ある休みの日ふと思いました。38歳にもなって妻と娘がいるのに、まだモテたいって言っている。
今のままでも十分ですが、そろそろ内面も磨いていかないといけません。どうしたら内面を磨けるでしょうか。
そうです、美しい詩を暗唱する事です。
美しい詩を色々探しましたがどれもピンときません。
ネットで必死に探しているとシェイクスピアのソネット(14行から成るヨーロッパの定型詩。)が目に入りました。
シェイクスピアは154のソネットがあり、そのどれもが美しい詩です。
その中でも一番有名なのが18番の詩です。
18番の詩を読み終わった後、私は涙でパソコンの画面が見えませんでした。
なんと美しい愛の絶唱、詩人が愛する人へ向ける言葉には、これ以上はないであろう。 シェイクスピアの崇高な魂の美しさは、この詩の中で永遠に生き続けています。
あまりに感動したため、これは我が家の四次元ポケットを持っていないドラえもんにも聞かせてあげないといけません。
夕方になり駐車場から声が聞こえてきました。
「ランドセル置いてくなー。」
「お母さんが持ってきてや。」
「こっちも荷物いっぱい持っとんよ。コラ、逃げるな。」
「ひゃっひゃっひゃっ。」
この下品なやりとりは、間違いなく妻と娘のようです。
その声が聞こえてすぐ家の扉が開き妻と娘が入ってきました。 妻は荷物を置き、コーヒーを作り居間に座りテレビをつけます。 仕事に疲れて不機嫌そうな妻に私は意を決して話しかけました。
「ねー、ねー、ちょっと聞いてほしい詩があるんよ。」
「何?」
私はシェイクスピアの18番のソネットを暗唱しました。
「君を夏の日にたとえようか。いや、君の方がずっと美しく、おだやかだ。
荒々しい風は五月のいじらしい蕾をいじめるし、なによりも夏はあまりにあっけなく去っていく。

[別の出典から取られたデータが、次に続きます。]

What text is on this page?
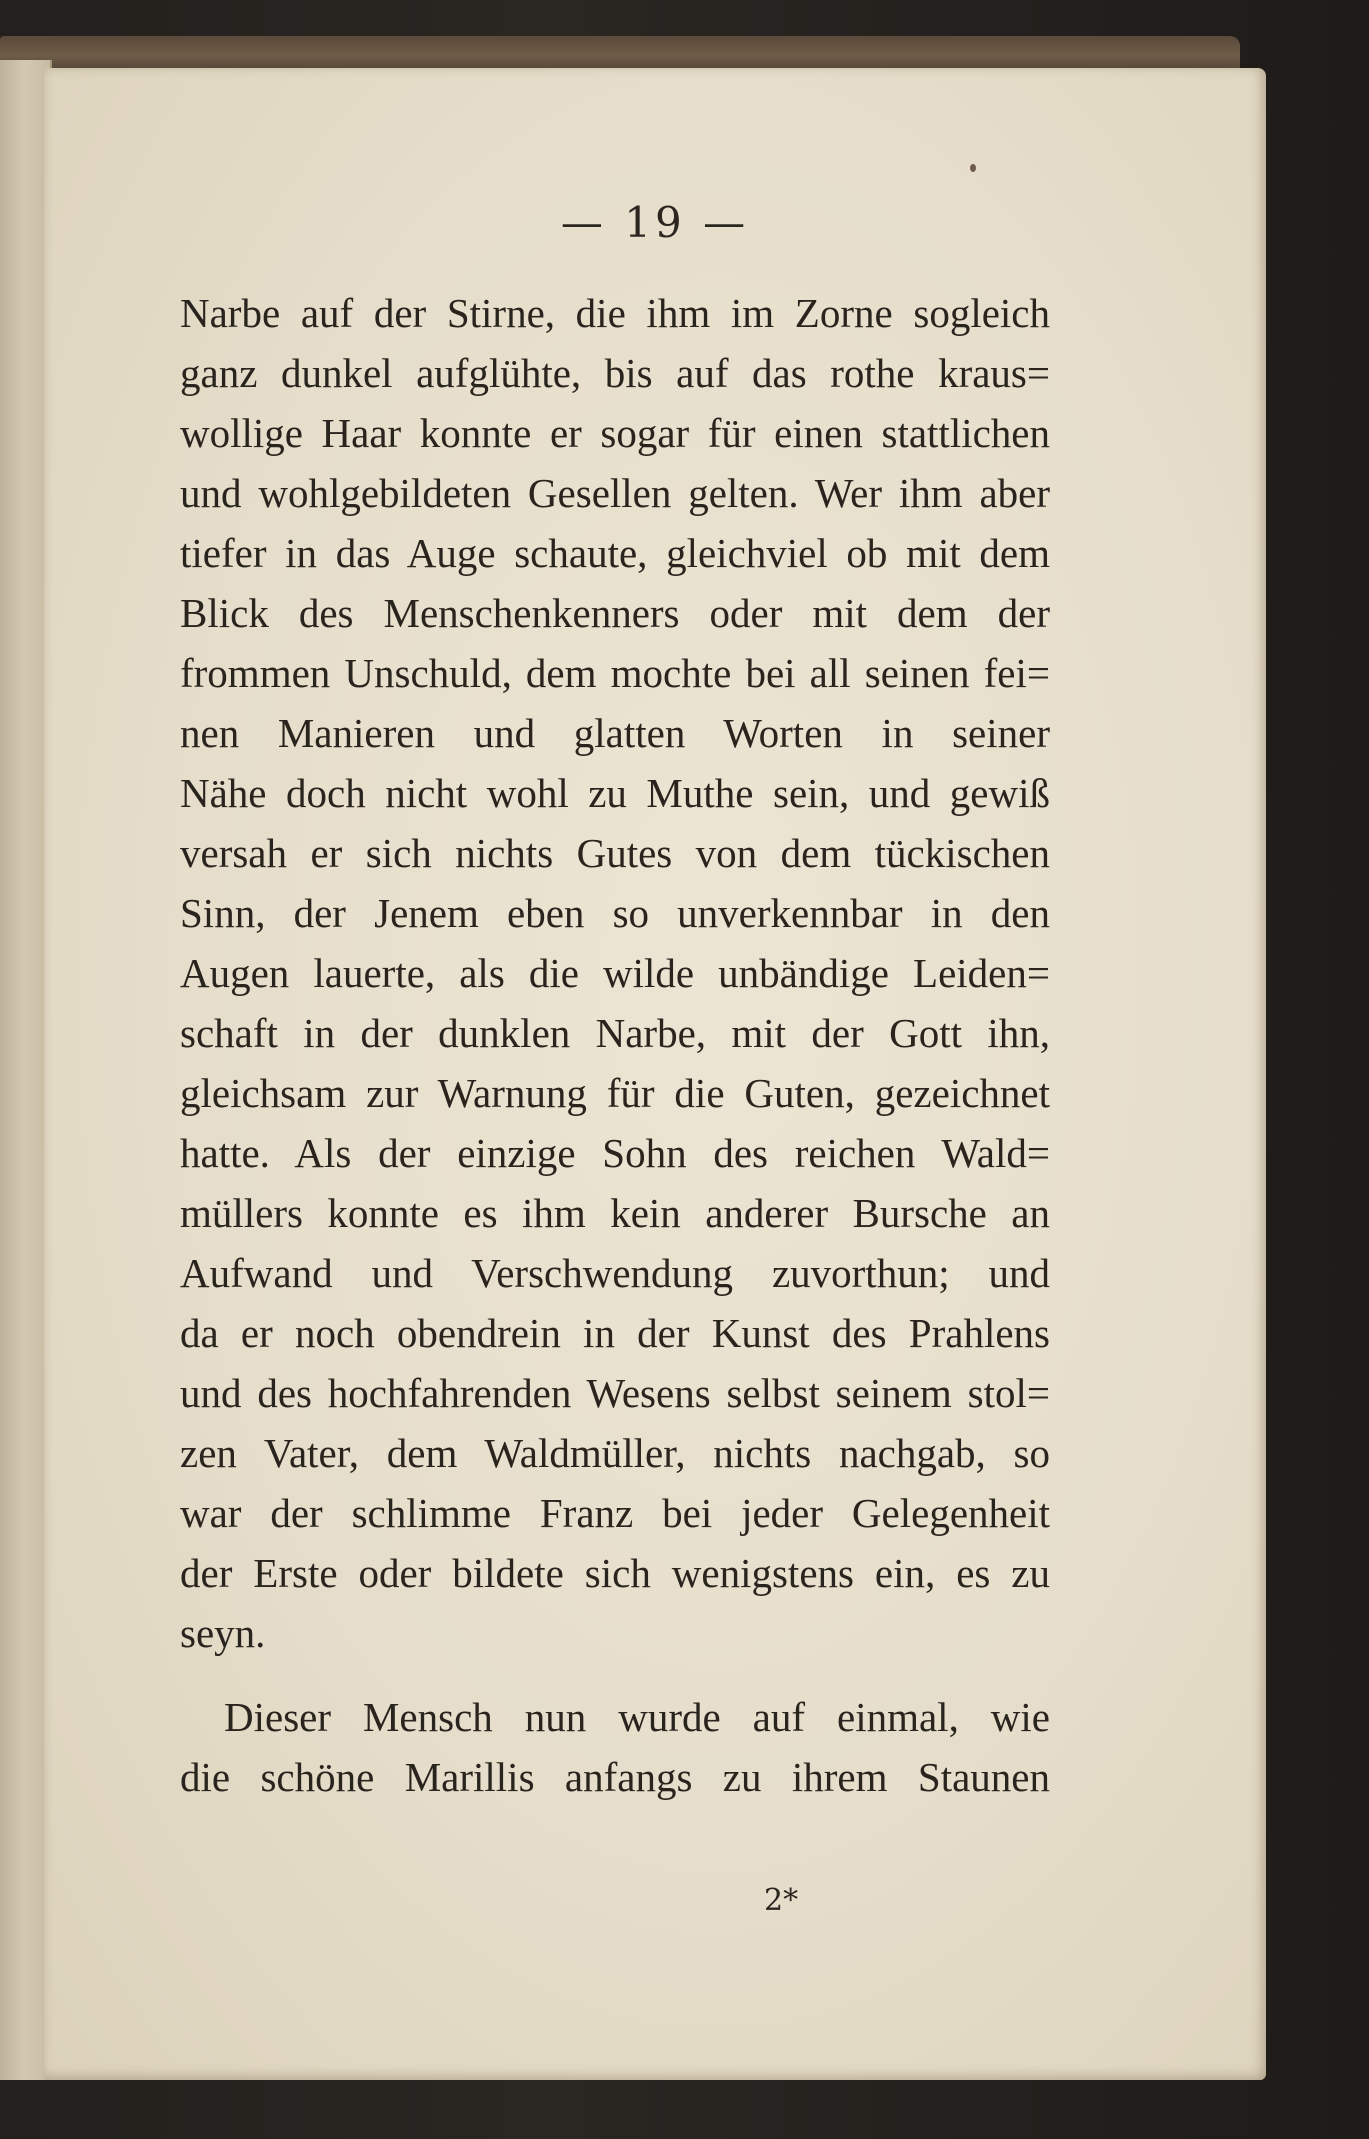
— 19 —
Narbe auf der Stirne, die ihm im Zorne sogleich
ganz dunkel aufglühte, bis auf das rothe kraus=
wollige Haar konnte er sogar für einen stattlichen
und wohlgebildeten Gesellen gelten. Wer ihm aber
tiefer in das Auge schaute, gleichviel ob mit dem
Blick des Menschenkenners oder mit dem der
frommen Unschuld, dem mochte bei all seinen fei=
nen Manieren und glatten Worten in seiner
Nähe doch nicht wohl zu Muthe sein, und gewiß
versah er sich nichts Gutes von dem tückischen
Sinn, der Jenem eben so unverkennbar in den
Augen lauerte, als die wilde unbändige Leiden=
schaft in der dunklen Narbe, mit der Gott ihn,
gleichsam zur Warnung für die Guten, gezeichnet
hatte. Als der einzige Sohn des reichen Wald=
müllers konnte es ihm kein anderer Bursche an
Aufwand und Verschwendung zuvorthun; und
da er noch obendrein in der Kunst des Prahlens
und des hochfahrenden Wesens selbst seinem stol=
zen Vater, dem Waldmüller, nichts nachgab, so
war der schlimme Franz bei jeder Gelegenheit
der Erste oder bildete sich wenigstens ein, es zu
seyn.
Dieser Mensch nun wurde auf einmal, wie
die schöne Marillis anfangs zu ihrem Staunen
2*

時に天なる瞳はあまりに暑く輝き、かと思うとその黄金の顔はしばしば曇る。
どんなに美しいものもいつかその美をはぎ取られるのが宿命、偶然によるか、自然の摂理によるかの違いはあっても。
でも、君の永遠の夏を色あせたりはさせない、もちろん君の美しさはいつまでも君のものだ。
まして死神に君がその影の中でさまよっているなんて自慢話をさせてたまるか。
永遠の詩の中で君は時そのものへと熟しているのだから。
ひとが息をし、目がものを見るかぎり、この詩は生き、君にいのちを与えつづける。」
私がこの素晴らしい詩を読み上げ感傷に浸っていると、妻は言いました。
「何それ、気持ち悪い。」
我が家のリアルドラえもんは、どうやらあまり詩がお好きではない模様でした。現場からは以上です。